When is the usual first post-operative visit in the office?

At around 3 weeks after surgery, a X-ray of the pouch is performed. This X-ray is usually called a ‘pouch-o-gram’. If this X-ray shows that the pouch is well healed, the cecostomy tube is capped and you will be taught how to catheterize the stoma. The cecostomy tube is left capped for a week or two, in order to act as a safety valve, in case there is any trouble catheterizing the pouch. The cecostomy tube is uncapped after each catheterization to confirm that the pouch is being properly drained. If you have no trouble passing the catheter for a week or two, then the cecostomy is removed in the office. Tube removal is usually quick and easy.

When can I drive after surgery?

You will usually be able to drive 3 weeks after your surgery – after the pouch X-ray and after most of the tubes are removed.

How long will it take to fully recover from surgery?

Recovery will take at least 6 weeks – but many do not feel 100% until 3 months after surgery.

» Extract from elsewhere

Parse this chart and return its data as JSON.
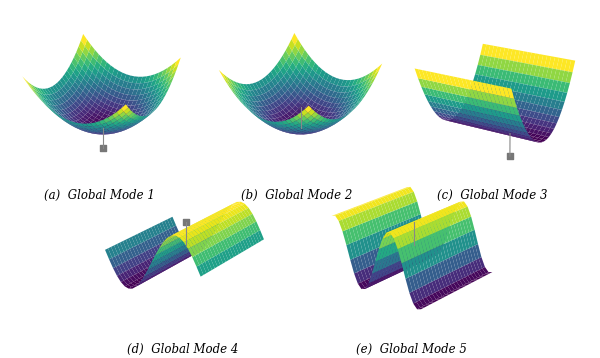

What is the catheterization schedule after all the pouch tubes are removed?

In the beginning, it is important to keep the skin around your stoma healthy. The pouch capacity will initially be about 200 ml, so you will need to pass the catheter every 2 hours for the first month or so. After 3 to 6 months, the pouch will stretch in size to a much bigger capacity. Typically, the pouch will eventually stretch up to 500 ml or so, and most people can self-catheterize every 4 to 6 hours and at bedtime. Thus, having an Indiana pouch created is an investment of time – time till the pouch stretches.

Are there any side effects to an Indiana Pouch?

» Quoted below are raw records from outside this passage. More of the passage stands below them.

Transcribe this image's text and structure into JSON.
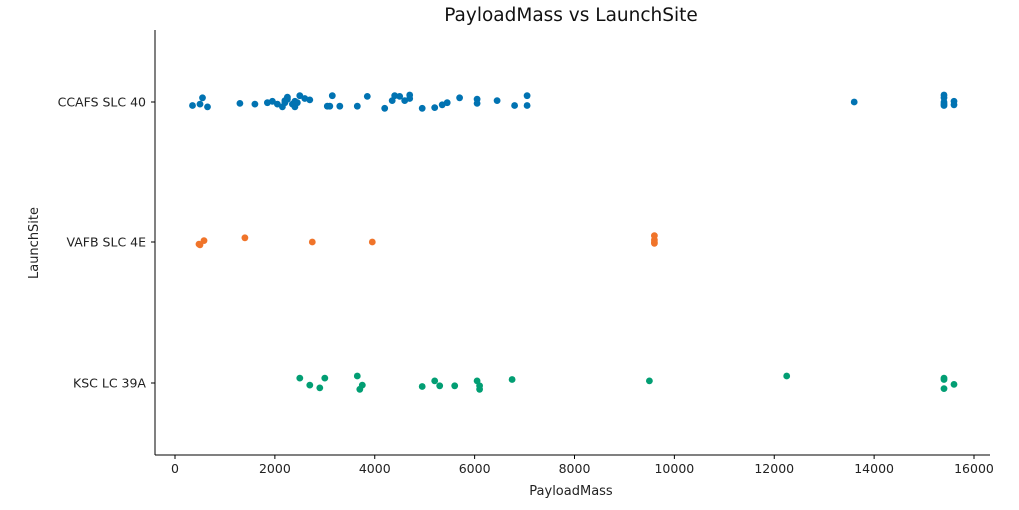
{
  "chart_data": {
    "type": "scatter",
    "title": "PayloadMass vs LaunchSite",
    "xlabel": "PayloadMass",
    "ylabel": "LaunchSite",
    "xlim": [
      -400,
      16300
    ],
    "x_ticks": [
      0,
      2000,
      4000,
      6000,
      8000,
      10000,
      12000,
      14000,
      16000
    ],
    "categories": [
      "CCAFS SLC 40",
      "VAFB SLC 4E",
      "KSC LC 39A"
    ],
    "grid": false,
    "series": [
      {
        "category": "CCAFS SLC 40",
        "color": "#0173b2",
        "points": [
          [
            350,
            0.05
          ],
          [
            500,
            0.03
          ],
          [
            550,
            -0.06
          ],
          [
            650,
            0.07
          ],
          [
            1300,
            0.02
          ],
          [
            1600,
            0.03
          ],
          [
            1850,
            0.01
          ],
          [
            1950,
            -0.01
          ],
          [
            2050,
            0.03
          ],
          [
            2150,
            0.07
          ],
          [
            2200,
            -0.02
          ],
          [
            2200,
            0.01
          ],
          [
            2250,
            -0.07
          ],
          [
            2250,
            -0.04
          ],
          [
            2350,
            0.03
          ],
          [
            2400,
            0.07
          ],
          [
            2400,
            -0.01
          ],
          [
            2450,
            0.01
          ],
          [
            2500,
            -0.09
          ],
          [
            2600,
            -0.05
          ],
          [
            2700,
            -0.03
          ],
          [
            3050,
            0.06
          ],
          [
            3150,
            -0.09
          ],
          [
            3100,
            0.06
          ],
          [
            3300,
            0.06
          ],
          [
            3650,
            0.06
          ],
          [
            3850,
            -0.08
          ],
          [
            4200,
            0.09
          ],
          [
            4350,
            -0.02
          ],
          [
            4400,
            -0.09
          ],
          [
            4500,
            -0.08
          ],
          [
            4600,
            -0.02
          ],
          [
            4700,
            -0.05
          ],
          [
            4700,
            -0.1
          ],
          [
            4950,
            0.09
          ],
          [
            5200,
            0.08
          ],
          [
            5350,
            0.04
          ],
          [
            5450,
            0.01
          ],
          [
            5700,
            -0.06
          ],
          [
            6050,
            -0.04
          ],
          [
            6050,
            0.02
          ],
          [
            6450,
            -0.02
          ],
          [
            6800,
            0.05
          ],
          [
            7050,
            0.05
          ],
          [
            7050,
            -0.09
          ],
          [
            13600,
            0.0
          ],
          [
            15400,
            -0.1
          ],
          [
            15400,
            -0.06
          ],
          [
            15400,
            0.0
          ],
          [
            15400,
            0.03
          ],
          [
            15400,
            0.05
          ],
          [
            15600,
            -0.01
          ],
          [
            15600,
            0.04
          ]
        ]
      },
      {
        "category": "VAFB SLC 4E",
        "color": "#f0742a",
        "points": [
          [
            480,
            0.03
          ],
          [
            500,
            0.04
          ],
          [
            580,
            -0.02
          ],
          [
            1400,
            -0.06
          ],
          [
            2750,
            0.0
          ],
          [
            3950,
            0.0
          ],
          [
            9600,
            -0.09
          ],
          [
            9600,
            -0.03
          ],
          [
            9600,
            0.0
          ],
          [
            9600,
            0.02
          ]
        ]
      },
      {
        "category": "KSC LC 39A",
        "color": "#029e73",
        "points": [
          [
            2500,
            -0.07
          ],
          [
            2700,
            0.03
          ],
          [
            2900,
            0.07
          ],
          [
            3000,
            -0.07
          ],
          [
            3650,
            -0.1
          ],
          [
            3700,
            0.09
          ],
          [
            3750,
            0.03
          ],
          [
            4950,
            0.05
          ],
          [
            5200,
            -0.03
          ],
          [
            5300,
            0.04
          ],
          [
            5600,
            0.04
          ],
          [
            6050,
            -0.03
          ],
          [
            6100,
            0.04
          ],
          [
            6100,
            0.09
          ],
          [
            6750,
            -0.05
          ],
          [
            9500,
            -0.03
          ],
          [
            12250,
            -0.1
          ],
          [
            15400,
            -0.07
          ],
          [
            15400,
            -0.05
          ],
          [
            15400,
            0.08
          ],
          [
            15600,
            0.02
          ]
        ]
      }
    ]
  }
}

Side effects of the Indiana Pouch incude:

  • B 12 deficiency – usually takes years to manifest
  • High mucus production – may need frequent pouch irrigations
  • Urinary tract infections – can be prevented by frequent pouch irrigations and using clean techniques at catheterization
  • Incontinence – this can occur if the pouch over fills or if the Ileal cecal valve is not totally continent. Leakage of urine from the stoma occurs more frequently in the first few months after surgery, until the pouch stretches in size and a steady catheterization schedule is developed and adhered to. After the initial time period, leakage is very uncommon and if it does occur, it is usually minor and at night.
  • Scar tissue within the stoma. This can occur in up to 30% of cases long term. Correction of “stomal stenosis” is usually an easy and quick skin surgery.